While heading a board overseeing private prison contracts, Alan Duffee stole nearly $225,000.

By JONI JAMES
Published February 14, 2006

TALLAHASSEE - A former Florida prison official has pleaded guilty to stealing nearly $225,000 in state money nearly three years after he used the cash to help buy houses for him and his girlfriend.

Alan Brown Duffee, the former executive director of a defunct board that oversaw Florida's private prison contracts, admitted Thursday in Tallahassee to one count each of mail fraud, wire fraud and money laundering.

Duffee, 40, faces up to 20 years in prison and a $250,000 fine. He is to be sentenced in April.

Neither Duffee nor his attorney, Stephen Dobson, could be reached Monday.

A plea agreement filed in U.S. District Court in Tallahassee shows Duffee admitted that he moved money in 2003 from a bank account for the Florida Correctional Privatization Commission to another bank account to which only he had access.

About $124,000 from the first two transfers - $50,000 on May 6 and $100,000 on May 29 - helped with the closing costs on homes for him and for his girlfriend, court documents show. It's unclear what became of another $74,972 he transferred in September and October of 2003.

The money came from the commission's building maintenance reimbursement fund. At the time of Duffee's indictment in September, federal officials seized his home, car and bank accounts.

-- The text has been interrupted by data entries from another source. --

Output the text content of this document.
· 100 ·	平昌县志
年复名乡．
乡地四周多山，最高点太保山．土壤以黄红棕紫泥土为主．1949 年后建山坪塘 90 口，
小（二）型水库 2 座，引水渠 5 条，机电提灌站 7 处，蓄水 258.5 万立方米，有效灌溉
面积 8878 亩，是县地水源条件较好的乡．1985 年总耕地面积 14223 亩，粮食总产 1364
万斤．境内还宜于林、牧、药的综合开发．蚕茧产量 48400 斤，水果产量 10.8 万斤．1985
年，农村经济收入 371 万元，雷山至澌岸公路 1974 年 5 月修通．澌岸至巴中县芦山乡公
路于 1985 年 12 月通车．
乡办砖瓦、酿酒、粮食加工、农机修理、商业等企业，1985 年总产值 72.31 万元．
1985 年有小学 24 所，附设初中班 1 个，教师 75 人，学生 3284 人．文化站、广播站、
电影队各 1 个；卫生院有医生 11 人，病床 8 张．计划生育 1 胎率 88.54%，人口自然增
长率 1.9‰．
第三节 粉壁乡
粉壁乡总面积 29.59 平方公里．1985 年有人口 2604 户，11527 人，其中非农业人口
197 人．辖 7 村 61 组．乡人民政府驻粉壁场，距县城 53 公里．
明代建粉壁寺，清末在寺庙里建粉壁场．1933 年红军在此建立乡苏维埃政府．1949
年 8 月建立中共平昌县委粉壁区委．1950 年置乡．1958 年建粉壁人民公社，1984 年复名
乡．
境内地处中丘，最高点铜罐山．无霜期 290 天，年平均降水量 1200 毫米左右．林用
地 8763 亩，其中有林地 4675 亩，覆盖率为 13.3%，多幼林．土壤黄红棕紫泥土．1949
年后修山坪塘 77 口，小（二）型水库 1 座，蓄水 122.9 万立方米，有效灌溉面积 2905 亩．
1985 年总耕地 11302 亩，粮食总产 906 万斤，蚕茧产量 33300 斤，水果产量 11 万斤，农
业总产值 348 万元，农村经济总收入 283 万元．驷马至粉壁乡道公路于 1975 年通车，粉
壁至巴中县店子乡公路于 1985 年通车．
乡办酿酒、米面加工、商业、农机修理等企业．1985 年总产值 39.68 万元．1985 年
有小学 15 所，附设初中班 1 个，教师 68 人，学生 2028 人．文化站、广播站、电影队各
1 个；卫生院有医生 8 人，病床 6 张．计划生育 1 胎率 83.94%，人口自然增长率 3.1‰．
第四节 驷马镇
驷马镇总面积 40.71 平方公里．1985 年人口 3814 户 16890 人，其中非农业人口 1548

Duffee strove as recently as a year ago to play among Tallahassee's top lobbyist ranks. Shortly after leaving the commission in 2004, he purchased a multicity lobbying firm, the Windsor Group, and had a contract to buy Clyde's and Costello's, a bar one block from the state Capitol that has long been a favorite of political insiders. Duffee eventually defaulted on both deals.

Duffee served three years as executive director of the privatization commission. The governor-appointed panel oversaw the state's five privately run prisons until May 2004, when the Legislature voted to abolish the commission amid complaints from vendors about favoritism and a St. Petersburg Times report that Duffee had hired a former state prison official as a consultant in violation of state law.